Comunica al capo di essere incinta e lui le fa un contratto a tempo indeterminato. È bastata questa concatenazione di fatti per suscitare l’interesse della stampa italiana, che ha immediatamente legato i due eventi di per sé separabili (restare incinta e avere un contratto stabile) e sottolineato l’eccezionalità del caso. La stessa mamma, Delia Barzotti, dipendente dell’azienda triestina Cpi-Eng, si è definita “privilegiata” per aver ricevuto un trattamento così favorevole, “nonostante” il fatto di aspettare un bambino.

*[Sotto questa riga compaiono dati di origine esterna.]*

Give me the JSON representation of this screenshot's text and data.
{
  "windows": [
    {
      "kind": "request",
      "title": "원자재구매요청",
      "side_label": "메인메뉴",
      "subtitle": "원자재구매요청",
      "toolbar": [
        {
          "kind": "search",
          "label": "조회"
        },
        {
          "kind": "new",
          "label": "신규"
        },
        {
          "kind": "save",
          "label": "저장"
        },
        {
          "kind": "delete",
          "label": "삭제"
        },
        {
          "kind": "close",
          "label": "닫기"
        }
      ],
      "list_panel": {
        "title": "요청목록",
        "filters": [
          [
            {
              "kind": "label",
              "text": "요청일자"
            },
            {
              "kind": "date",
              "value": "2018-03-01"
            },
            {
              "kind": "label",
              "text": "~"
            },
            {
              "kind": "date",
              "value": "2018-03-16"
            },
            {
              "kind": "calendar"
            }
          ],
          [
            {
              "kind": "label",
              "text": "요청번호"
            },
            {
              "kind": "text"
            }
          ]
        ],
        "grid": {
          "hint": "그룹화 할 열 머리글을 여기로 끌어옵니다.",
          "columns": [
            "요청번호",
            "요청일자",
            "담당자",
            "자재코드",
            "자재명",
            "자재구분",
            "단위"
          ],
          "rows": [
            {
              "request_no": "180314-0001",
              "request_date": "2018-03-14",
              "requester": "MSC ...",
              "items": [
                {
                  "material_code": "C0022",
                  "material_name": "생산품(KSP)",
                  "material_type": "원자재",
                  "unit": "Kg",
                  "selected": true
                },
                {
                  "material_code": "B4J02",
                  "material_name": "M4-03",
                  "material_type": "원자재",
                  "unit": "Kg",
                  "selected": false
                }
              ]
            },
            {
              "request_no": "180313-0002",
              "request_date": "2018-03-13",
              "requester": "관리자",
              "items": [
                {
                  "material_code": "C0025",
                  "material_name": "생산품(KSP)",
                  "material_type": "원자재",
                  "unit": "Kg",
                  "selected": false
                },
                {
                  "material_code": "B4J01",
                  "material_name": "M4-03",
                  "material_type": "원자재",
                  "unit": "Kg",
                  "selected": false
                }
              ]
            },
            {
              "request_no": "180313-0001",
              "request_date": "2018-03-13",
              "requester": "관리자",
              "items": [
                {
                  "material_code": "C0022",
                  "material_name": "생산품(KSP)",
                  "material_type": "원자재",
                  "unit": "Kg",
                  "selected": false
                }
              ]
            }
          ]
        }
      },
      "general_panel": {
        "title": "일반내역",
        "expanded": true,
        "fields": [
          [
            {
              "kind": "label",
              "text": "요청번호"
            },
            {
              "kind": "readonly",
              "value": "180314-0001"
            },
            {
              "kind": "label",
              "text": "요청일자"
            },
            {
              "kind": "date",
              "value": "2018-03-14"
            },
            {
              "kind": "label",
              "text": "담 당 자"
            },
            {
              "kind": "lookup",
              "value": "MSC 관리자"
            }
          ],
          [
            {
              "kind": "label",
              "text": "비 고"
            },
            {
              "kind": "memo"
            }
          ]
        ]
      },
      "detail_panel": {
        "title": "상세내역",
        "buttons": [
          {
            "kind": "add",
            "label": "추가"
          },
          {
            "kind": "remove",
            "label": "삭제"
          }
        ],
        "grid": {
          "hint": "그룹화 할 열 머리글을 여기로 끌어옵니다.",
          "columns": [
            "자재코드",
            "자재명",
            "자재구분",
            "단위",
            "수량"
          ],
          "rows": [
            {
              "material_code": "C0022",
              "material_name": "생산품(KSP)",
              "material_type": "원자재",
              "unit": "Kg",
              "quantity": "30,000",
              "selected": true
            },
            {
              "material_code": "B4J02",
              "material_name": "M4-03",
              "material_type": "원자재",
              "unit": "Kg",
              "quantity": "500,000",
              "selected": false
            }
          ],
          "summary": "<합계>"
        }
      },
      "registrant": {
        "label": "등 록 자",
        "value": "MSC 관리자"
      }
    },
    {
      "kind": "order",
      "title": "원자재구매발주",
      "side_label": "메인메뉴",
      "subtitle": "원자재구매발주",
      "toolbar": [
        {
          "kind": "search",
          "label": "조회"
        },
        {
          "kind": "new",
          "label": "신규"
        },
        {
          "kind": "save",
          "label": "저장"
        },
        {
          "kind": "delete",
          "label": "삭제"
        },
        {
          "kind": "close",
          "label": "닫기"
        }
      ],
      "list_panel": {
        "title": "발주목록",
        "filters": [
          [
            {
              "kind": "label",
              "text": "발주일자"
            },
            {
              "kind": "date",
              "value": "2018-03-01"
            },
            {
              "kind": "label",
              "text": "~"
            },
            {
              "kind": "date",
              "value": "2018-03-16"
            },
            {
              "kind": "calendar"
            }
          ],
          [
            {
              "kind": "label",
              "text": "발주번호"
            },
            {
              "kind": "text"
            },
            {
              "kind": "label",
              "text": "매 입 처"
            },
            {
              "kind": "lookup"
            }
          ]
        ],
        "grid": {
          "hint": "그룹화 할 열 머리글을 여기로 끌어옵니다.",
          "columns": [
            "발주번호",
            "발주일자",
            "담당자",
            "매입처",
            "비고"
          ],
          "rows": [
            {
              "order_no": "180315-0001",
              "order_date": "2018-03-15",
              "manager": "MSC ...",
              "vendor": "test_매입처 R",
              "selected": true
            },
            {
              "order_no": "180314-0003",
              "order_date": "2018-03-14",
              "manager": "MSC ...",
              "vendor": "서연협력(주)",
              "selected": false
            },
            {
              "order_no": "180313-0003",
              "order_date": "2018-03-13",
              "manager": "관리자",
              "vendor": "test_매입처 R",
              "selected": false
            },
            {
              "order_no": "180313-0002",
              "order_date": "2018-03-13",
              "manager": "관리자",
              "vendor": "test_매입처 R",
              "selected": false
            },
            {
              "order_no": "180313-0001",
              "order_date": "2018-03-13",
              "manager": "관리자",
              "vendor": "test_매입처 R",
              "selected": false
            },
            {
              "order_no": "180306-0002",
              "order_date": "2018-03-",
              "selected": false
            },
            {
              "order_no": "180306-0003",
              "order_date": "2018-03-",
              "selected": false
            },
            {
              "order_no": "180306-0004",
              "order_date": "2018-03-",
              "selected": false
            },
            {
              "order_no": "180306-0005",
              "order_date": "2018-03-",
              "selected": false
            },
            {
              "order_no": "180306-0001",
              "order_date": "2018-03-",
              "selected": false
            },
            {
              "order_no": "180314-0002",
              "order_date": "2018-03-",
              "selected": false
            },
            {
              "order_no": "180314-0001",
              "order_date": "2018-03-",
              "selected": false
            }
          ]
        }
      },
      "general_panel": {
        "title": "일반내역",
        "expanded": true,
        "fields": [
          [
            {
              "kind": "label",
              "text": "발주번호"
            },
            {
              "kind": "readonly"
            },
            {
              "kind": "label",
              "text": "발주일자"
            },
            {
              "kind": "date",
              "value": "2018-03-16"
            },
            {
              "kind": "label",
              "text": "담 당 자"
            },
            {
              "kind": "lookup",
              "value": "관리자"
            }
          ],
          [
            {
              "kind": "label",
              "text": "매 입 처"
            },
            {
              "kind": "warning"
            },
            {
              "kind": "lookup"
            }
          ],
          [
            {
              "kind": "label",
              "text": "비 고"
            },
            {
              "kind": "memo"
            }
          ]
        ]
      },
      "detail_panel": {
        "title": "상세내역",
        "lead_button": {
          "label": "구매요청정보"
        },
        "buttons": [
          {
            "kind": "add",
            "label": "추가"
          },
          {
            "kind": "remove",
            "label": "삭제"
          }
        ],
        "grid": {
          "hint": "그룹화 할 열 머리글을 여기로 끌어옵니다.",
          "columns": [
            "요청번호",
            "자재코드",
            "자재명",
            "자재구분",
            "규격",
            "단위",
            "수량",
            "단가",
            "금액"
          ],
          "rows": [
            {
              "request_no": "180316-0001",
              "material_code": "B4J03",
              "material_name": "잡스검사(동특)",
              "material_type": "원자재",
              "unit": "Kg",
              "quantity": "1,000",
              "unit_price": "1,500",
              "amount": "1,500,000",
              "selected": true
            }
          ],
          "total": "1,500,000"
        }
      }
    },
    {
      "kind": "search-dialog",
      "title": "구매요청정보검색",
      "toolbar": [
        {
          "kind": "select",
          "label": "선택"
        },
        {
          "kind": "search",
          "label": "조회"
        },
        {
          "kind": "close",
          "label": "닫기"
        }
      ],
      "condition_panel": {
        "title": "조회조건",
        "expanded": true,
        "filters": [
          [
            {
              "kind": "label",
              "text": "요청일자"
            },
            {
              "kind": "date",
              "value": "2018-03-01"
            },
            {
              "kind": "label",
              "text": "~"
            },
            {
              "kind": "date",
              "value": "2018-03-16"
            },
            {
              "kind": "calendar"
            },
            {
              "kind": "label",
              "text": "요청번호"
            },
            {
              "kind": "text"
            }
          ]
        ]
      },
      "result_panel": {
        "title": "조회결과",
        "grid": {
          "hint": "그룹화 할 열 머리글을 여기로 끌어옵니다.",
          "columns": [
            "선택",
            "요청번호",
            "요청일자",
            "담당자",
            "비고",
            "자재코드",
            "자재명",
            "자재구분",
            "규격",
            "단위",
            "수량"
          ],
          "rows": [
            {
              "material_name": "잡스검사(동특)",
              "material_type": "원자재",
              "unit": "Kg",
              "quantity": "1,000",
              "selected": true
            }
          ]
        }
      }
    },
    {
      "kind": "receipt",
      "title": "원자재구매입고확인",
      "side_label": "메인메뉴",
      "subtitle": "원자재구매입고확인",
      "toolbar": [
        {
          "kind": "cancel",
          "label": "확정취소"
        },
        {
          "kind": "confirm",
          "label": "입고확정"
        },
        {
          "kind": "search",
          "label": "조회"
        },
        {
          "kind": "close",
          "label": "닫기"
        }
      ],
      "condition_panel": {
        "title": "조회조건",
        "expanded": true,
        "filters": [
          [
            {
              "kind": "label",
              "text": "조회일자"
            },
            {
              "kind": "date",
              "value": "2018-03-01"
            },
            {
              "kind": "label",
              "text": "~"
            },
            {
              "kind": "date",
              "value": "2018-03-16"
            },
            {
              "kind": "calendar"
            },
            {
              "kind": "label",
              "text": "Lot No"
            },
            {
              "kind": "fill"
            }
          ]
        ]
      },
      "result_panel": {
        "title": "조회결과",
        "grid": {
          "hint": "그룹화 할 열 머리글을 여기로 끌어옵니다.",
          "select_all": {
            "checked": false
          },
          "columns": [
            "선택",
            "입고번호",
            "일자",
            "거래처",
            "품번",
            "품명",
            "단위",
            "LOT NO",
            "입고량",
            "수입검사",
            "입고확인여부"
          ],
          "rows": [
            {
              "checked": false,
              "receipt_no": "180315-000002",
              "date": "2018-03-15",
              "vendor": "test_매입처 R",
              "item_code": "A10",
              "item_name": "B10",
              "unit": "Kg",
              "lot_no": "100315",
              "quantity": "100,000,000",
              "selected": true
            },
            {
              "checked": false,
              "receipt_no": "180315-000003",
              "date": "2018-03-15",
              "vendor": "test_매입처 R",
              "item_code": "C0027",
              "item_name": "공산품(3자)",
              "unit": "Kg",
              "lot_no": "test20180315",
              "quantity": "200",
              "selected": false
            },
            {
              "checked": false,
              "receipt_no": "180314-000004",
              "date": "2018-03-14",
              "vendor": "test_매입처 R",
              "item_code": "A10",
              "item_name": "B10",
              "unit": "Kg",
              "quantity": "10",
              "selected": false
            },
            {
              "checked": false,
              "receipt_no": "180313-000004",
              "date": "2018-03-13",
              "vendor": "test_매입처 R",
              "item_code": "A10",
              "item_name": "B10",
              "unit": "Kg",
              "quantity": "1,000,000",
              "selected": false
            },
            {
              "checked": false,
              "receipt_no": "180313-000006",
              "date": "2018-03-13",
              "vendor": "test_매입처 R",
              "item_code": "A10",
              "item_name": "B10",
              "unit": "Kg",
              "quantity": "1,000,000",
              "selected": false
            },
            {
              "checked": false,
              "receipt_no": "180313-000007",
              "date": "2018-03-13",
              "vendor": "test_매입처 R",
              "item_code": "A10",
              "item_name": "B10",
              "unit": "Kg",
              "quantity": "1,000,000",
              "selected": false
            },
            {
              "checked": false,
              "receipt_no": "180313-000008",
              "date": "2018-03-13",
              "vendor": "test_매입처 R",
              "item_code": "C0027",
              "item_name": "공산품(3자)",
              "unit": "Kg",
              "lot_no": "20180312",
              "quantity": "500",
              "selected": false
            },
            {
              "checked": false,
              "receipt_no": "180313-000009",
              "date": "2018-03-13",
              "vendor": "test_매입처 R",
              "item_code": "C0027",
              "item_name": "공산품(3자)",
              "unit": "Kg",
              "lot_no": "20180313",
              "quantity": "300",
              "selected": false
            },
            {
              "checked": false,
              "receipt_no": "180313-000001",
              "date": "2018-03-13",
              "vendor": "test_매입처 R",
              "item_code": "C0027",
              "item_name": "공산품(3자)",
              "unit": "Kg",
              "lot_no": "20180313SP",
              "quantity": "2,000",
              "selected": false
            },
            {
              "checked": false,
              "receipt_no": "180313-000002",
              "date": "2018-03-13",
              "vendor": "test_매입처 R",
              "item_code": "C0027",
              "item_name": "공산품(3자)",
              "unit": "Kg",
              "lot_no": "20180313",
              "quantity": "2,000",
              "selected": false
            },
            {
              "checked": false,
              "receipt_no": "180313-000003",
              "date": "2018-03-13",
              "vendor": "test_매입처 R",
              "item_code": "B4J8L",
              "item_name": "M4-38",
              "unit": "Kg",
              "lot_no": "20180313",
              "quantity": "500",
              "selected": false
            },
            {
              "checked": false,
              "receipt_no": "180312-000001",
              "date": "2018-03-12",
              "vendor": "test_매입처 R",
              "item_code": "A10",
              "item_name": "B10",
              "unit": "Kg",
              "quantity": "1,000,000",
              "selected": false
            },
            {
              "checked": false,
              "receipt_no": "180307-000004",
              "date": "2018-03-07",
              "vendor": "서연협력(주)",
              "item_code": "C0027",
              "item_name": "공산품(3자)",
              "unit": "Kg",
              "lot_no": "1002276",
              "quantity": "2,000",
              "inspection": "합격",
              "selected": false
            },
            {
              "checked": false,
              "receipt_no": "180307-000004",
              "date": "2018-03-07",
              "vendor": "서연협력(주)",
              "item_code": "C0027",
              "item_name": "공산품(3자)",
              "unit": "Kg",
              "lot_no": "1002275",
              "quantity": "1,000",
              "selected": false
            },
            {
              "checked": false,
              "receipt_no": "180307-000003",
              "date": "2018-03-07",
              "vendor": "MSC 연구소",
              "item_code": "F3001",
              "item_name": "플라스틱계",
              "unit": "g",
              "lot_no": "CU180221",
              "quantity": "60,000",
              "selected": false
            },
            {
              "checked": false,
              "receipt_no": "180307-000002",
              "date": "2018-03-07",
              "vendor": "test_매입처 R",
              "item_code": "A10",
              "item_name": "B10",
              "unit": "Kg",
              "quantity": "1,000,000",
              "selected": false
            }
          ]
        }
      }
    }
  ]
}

 Provate ora a immaginare se la stessa vicenda si fosse svolta in Svezia, Danimarca, ma anche Olanda, Germania, Francia. Con tutta probabilità nessun giornale avrebbe raccontato un fatto così banale, qualcosa che accade normalmente in paesi dove la maternità è considerata non un evento speciale, ma felicemente ordinario. Manca completamente in questi paesi l’idea che aspettare un figlio porti a un cambiamento nello “status” della donna – che da noi diventa invece improvvisamente “diversa” – così come la credenza per cui una donna incinta rappresenti un ostacolo, una spesa, un problema da risolvere. Anche perché a restare incinta, altrove in Europa, è una “famiglia” nel suo insieme, visto che i congedi di paternità durano anche alcuni mesi e gli uomini li prendono in massa (non come da noi, dove ci sono 4 giorni di congedo obbligatorio mentre la paternità facoltativa viene presa da meno di un padre su cinque).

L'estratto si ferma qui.